Шкаф
Эту знатную вещь прадед завёз в квартиру задолго до скорбных октябрьских событий. Успел втиснуть в собственную просторную переднюю пережиток старых времён из обихода действительных тайных советников.
Красного дерева, огромный и тяжёлый, с громадным озёрным зеркалом и скрипучими дверцами-воротами. Кривоногие кресла, ломберный стол и прочая мебельная шелупонь сразу же признали его превосходство и особую значимость в жизни Семьи. Из Шкафа гулко доносились одобрительные муссоны и пассаты.
Нежный душою он полюбил людей, а люди полюбили его. И они стали почти родственниками. Со Шкафом спорили, советовались, доверяли свои мысли. Он знал все людские тайны, впитав существом своим судьбы четырёх поколений, от успешных московских адвокатов до вольнодумного вихрастого математика не без способностей, сопереживая в бессильи что-либо изменить. Шкаф всё видел и всё слышал, храня благородное молчание. Он мог бы написать правдивый учебник по истории тех лет, который никто и никогда не рискнул бы издать.
Шкаф стал символом Семьи. Важнейшей составляющей её бытия.
Он прятал детей от строгих нянь, хранил девичьи записки, скрывал до поры сюрпризы на дни рождения и именины, в нём нашли отражение все мелочи эпохи, забытые в суете повседневности.
Жизнь в Шкафу лежала культурными слоями, фиксируя особенности тогдашнего быта. Каждый временной отрезок вносил свой вклад в нутро исполина.
А хранилось здесь многое. Фрак, кружевные серебряные подстаканники, массивные канделябры с окаменевшим воском, фотографии строгих нарядных мужчин, дам в бальных платьях и присмиревших перед оком фотокамеры дерзких мальчишек в черкесских костюмах с газырями и кинжалами на фоне мягких пышнотелых ковров.
Бра в форме лилии, туфли от Виктора Гиллена, Альфреда Каммейера и Невской фабрики механического производства обуви, стопки журналов «Нива». Наверху, словно барин, разлёгся граммофон «His master̕s voice», купленный в Столешниковом переулке, и навеки застрявшая в бельэтаже початая пачка папирос «Сэръ».

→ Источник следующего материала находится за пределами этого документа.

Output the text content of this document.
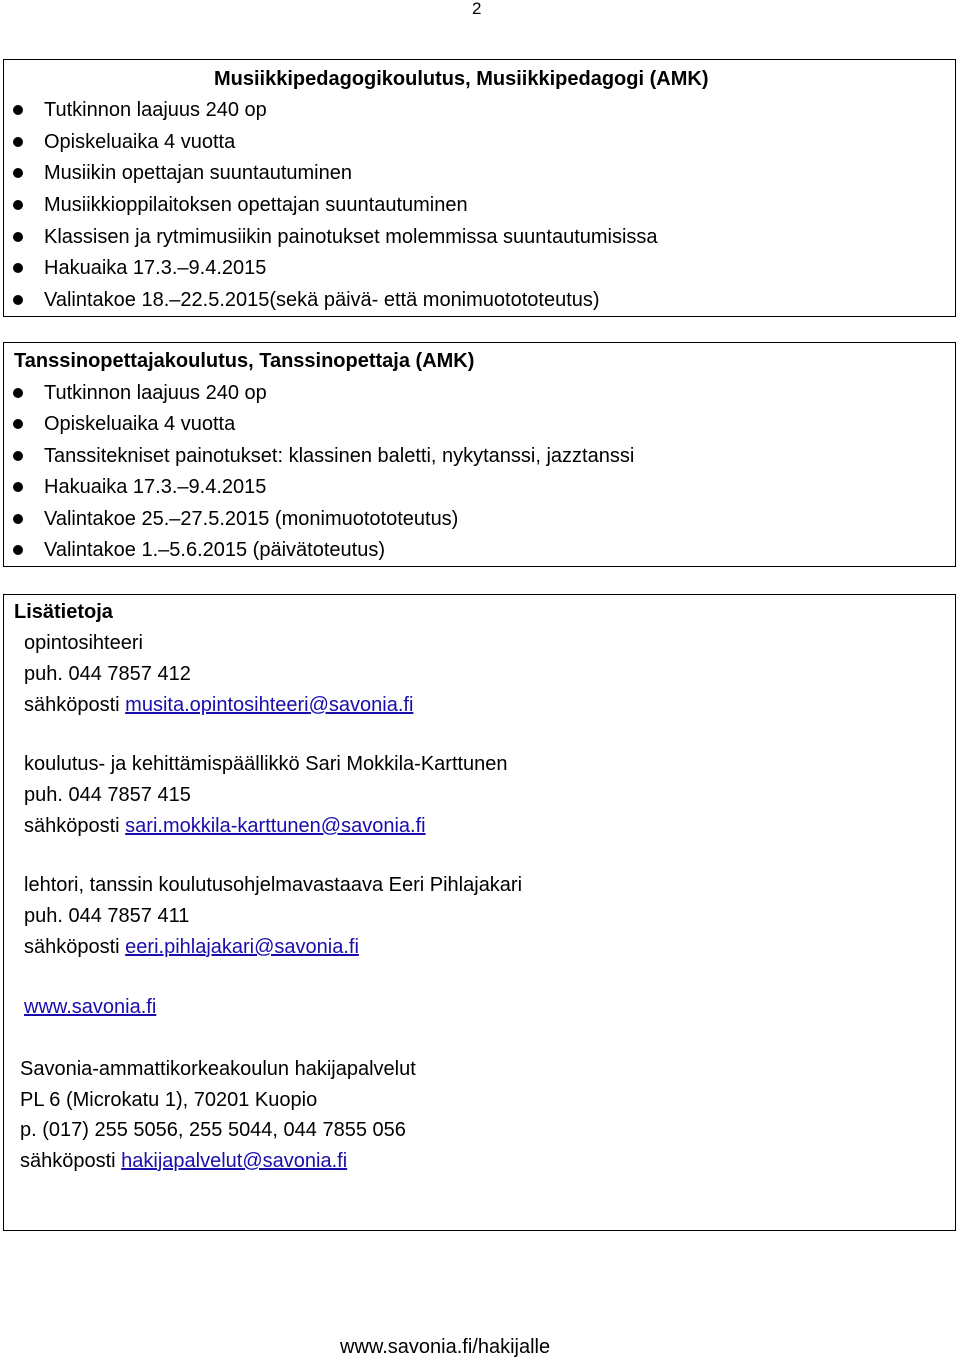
2
Musiikkipedagogikoulutus, Musiikkipedagogi (AMK)
Tutkinnon laajuus 240 op
Opiskeluaika 4 vuotta
Musiikin opettajan suuntautuminen
Musiikkioppilaitoksen opettajan suuntautuminen
Klassisen ja rytmimusiikin painotukset molemmissa suuntautumisissa
Hakuaika 17.3.–9.4.2015
Valintakoe 18.–22.5.2015(sekä päivä- että monimuotototeutus)
Tanssinopettajakoulutus, Tanssinopettaja (AMK)
Tutkinnon laajuus 240 op
Opiskeluaika 4 vuotta
Tanssitekniset painotukset: klassinen baletti, nykytanssi, jazztanssi
Hakuaika 17.3.–9.4.2015
Valintakoe 25.–27.5.2015 (monimuotototeutus)
Valintakoe 1.–5.6.2015 (päivätoteutus)
Lisätietoja
opintosihteeri
puh. 044 7857 412
sähköposti musita.opintosihteeri@savonia.fi
koulutus- ja kehittämispäällikkö Sari Mokkila-Karttunen
puh. 044 7857 415
sähköposti sari.mokkila-karttunen@savonia.fi
lehtori, tanssin koulutusohjelmavastaava Eeri Pihlajakari
puh. 044 7857 411
sähköposti eeri.pihlajakari@savonia.fi
www.savonia.fi
Savonia-ammattikorkeakoulun hakijapalvelut
PL 6 (Microkatu 1), 70201 Kuopio
p. (017) 255 5056, 255 5044, 044 7855 056
sähköposti hakijapalvelut@savonia.fi
www.savonia.fi/hakijalle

Далее шли менее изысканные вещи, указывающие на непростые времена для Семьи. Бархатные коробочки от конфискованных колец, брошей и других чуждых строителям светлого будущего предметов непозволительного буржуазного достатка, тщательно перевязанные лохматой верёвкой письма с фронтов Второй Мировой, потрёпанный томик Апухтина и пустая вешалка от пальто главы семейства, в котором его забрали навсегда грубые люди в скрипучей коже.
Со временем самые обычные вещи и воспоминания становятся драгоценными.
По разным причинам друзей у Семьи становилось всё меньше, и занимать стулья у соседей в праздники нужды уже не было. Шкаф переживал вместе со всеми.
Потом наступили серые, но относительно безопасные времена. Времена кухонных бесед и еле читаемых листков самиздата. Внутренний конгломерат принимал на хранение новых, простых и безвкусных постояльцев.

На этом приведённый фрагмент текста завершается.